A memorable encounter: an e-introduction to a woman who has been in HIV since the 1980s. Since then, she has relocated to the South and works in HIV services. She wants the Stigma Index to do evaluation at her clinic. There are other evaluation tools available and the Stigma Index is meant to be used in community-based participatory research to change stigma in local communities, not just collect data for one clinic. When I informed her, she responded with an angry lengthy email whose highlights include: “You don’t understand what we need in the South,” “Who are you to question my intent – I’ve been in the field longer than you’ve been alive,” and “…been doing this work so long, I speak for people living with HIV.”

This was not the first time that someone HIV-negative has said this to me (nor, even, the last). Some of our self-proclaimed “allies” have gotten very comfortable speaking for us, taking a seat at the table meant for us, sometimes even to our exclusion. Because they believe they can do better than we can. Do they consider us “less than”?

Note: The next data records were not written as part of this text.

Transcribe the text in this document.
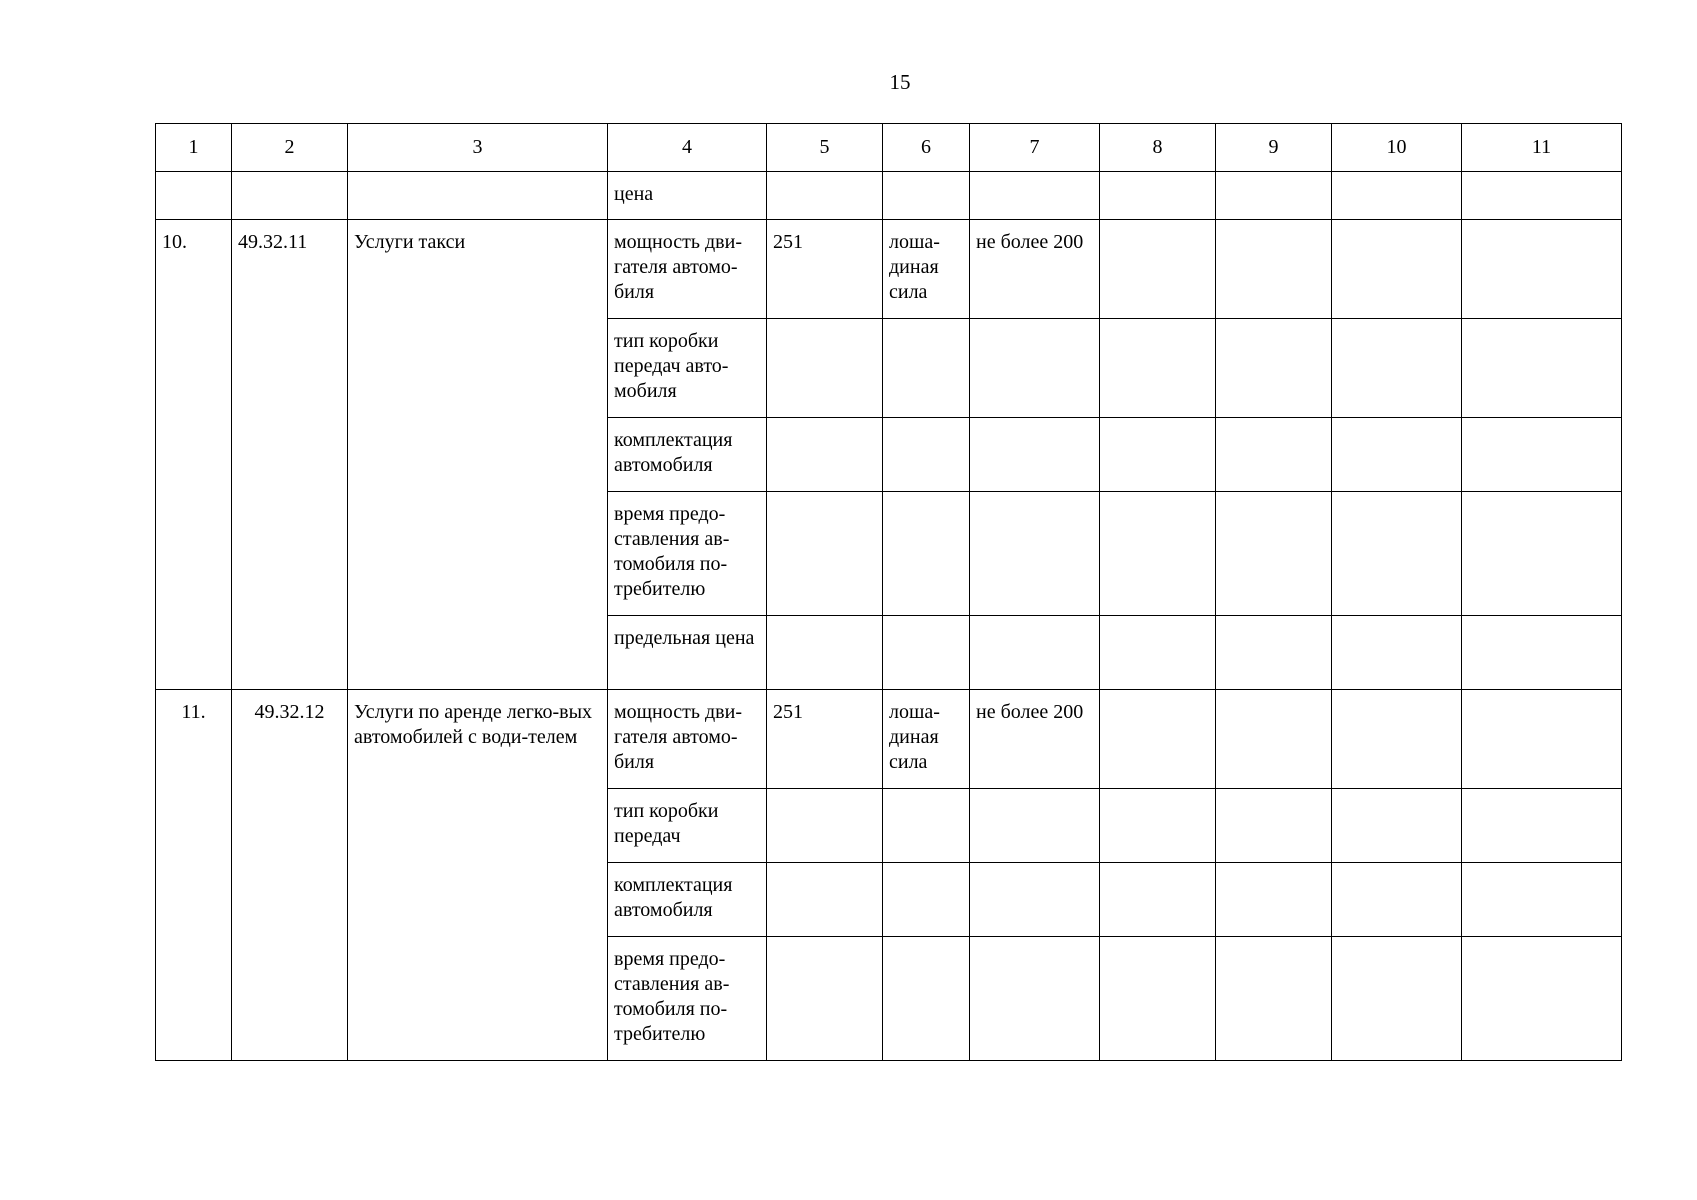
15
1	2	3	4	5	6	7	8	9	10	11
			цена							
10.	49.32.11	Услуги такси	мощность дви-гателя автомо-биля	251	лоша-диная сила	не более 200				
			тип коробки передач авто-мобиля							
			комплектация автомобиля							
			время предо-ставления ав-томобиля по-требителю							
			предельная цена							
11.	49.32.12	Услуги по аренде легко-вых автомобилей с води-телем	мощность дви-гателя автомо-биля	251	лоша-диная сила	не более 200				
			тип коробки передач							
			комплектация автомобиля							
			время предо-ставления ав-томобиля по-требителю							
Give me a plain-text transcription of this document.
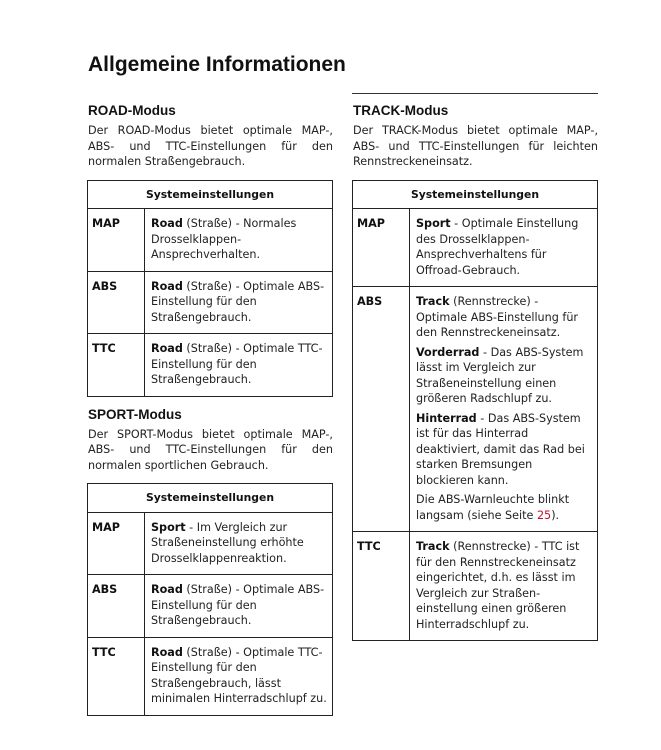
Allgemeine Informationen
ROAD-Modus

Der ROAD-Modus bietet optimale MAP-, ABS- und TTC-Einstellungen für den normalen Straßengebrauch.

Systemeinstellungen	
MAP	Road (Straße) - Normales Drosselklappen-Ansprechverhalten.
ABS	Road (Straße) - Optimale ABS-Einstellung für den Straßengebrauch.
TTC	Road (Straße) - Optimale TTC-Einstellung für den Straßengebrauch.
SPORT-Modus

Der SPORT-Modus bietet optimale MAP-, ABS- und TTC-Einstellungen für den normalen sportlichen Gebrauch.

Systemeinstellungen	
MAP	Sport - Im Vergleich zur Straßeneinstellung erhöhte Drosselklappenreaktion.
ABS	Road (Straße) - Optimale ABS-Einstellung für den Straßengebrauch.
TTC	Road (Straße) - Optimale TTC-Einstellung für den Straßengebrauch, lässt minimalen Hinterradschlupf zu.
TRACK-Modus

Der TRACK-Modus bietet optimale MAP-, ABS- und TTC-Einstellungen für leichten Rennstreckeneinsatz.

Systemeinstellungen	
MAP	Sport - Optimale Einstellung des Drosselklappen-Ansprechverhaltens für Offroad-Gebrauch.
ABS	Track (Rennstrecke) - Optimale ABS-Einstellung für den Rennstreckeneinsatz.

Vorderrad - Das ABS-System lässt im Vergleich zur Straßeneinstellung einen größeren Radschlupf zu.

Hinterrad - Das ABS-System ist für das Hinterrad deaktiviert, damit das Rad bei starken Bremsungen blockieren kann.

Die ABS-Warnleuchte blinkt langsam (siehe Seite 25).

TTC	Track (Rennstrecke) - TTC ist für den Rennstreckeneinsatz eingerichtet, d.h. es lässt im Vergleich zur Straßen-einstellung einen größeren Hinterradschlupf zu.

HIV and the stigma associated with it has left its mark. We do not need “allies” to privilege their voice over ours. We need to have a space at the table to talk about how stigma impacts us, the nuances between our experiences and our resources to manage this trauma. We need to hold each other accountable and ensure our own diversity is fully represented. We need spaces of our own to come together and learn from each other. We need to listen to how stigma impacts us differently, and respect that reality. We need to work together to build solutions, accepting that these solutions will look different depending on where we live, with whom we have sex, how we make our living, and what communities we call home.